The books of Jonah is often seen as a 'good Bible story for children', but it is far more than 'just' that. The story of Rebellion in Jonah 1, where Jonah fails to follow God's plan, through Repentance in Jonah 2, when Jonah is in the belly of the fish, to Revival in Jonah 3, where the people of Nineveh turn to God, would be a good place to finish. All's well that ends well, and Jonah has done what God has wanted, and 120,000 repent and turn to God.
But then we have Jonah 4 where Jonah is very upset with God. This chapter reveals Jonah's heart as being selfish and petty, and God's heart as being loving, gracious and compassionate. How often are we upset with God because he doesn't do what we want Him to do? How often do we feel there are bad, evil, unsuitable, immoral people that surely God can't love? God challenges Jonah and challenges us, and God finishes the book of Jonah with a question 'should I not be concerned about the great city? (i.e. all people)', and of course the implied answer is yes!

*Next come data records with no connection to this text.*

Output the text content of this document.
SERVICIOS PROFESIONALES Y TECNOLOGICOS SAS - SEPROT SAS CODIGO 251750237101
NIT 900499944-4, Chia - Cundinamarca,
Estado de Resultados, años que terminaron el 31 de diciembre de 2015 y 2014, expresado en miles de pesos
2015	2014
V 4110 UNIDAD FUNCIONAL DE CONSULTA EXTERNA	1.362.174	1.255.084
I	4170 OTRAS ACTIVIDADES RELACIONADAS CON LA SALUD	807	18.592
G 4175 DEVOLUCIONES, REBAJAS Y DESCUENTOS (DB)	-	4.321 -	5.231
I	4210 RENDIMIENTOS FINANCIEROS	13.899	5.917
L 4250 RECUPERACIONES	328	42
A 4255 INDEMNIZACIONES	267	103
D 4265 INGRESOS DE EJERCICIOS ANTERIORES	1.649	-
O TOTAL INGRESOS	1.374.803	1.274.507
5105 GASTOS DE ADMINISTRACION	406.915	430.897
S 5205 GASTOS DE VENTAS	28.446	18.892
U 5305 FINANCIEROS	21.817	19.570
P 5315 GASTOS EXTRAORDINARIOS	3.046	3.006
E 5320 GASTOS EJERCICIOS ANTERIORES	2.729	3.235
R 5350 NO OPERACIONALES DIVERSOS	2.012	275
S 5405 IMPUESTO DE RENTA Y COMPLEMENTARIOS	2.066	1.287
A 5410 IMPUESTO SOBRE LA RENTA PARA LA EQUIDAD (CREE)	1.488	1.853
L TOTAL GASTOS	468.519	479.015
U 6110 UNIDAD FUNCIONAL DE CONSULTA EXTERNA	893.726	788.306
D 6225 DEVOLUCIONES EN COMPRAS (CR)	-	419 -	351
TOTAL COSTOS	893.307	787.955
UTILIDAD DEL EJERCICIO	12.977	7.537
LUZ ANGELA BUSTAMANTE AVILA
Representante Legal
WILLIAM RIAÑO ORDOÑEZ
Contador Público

God is with Jonah whether he's going God's way, or His own way. God is with Jonah whether he's in the belly of a fish, or preaching in Nineveh. Matthew 28 reminds us also that God is with us 'where-ever we go'. But that also means that God is with those who don't know Him, don't recognise Him, haven't heard about Him, and God asks us to show the same concern as he does for these folk, some of whom we find very difficult indeed.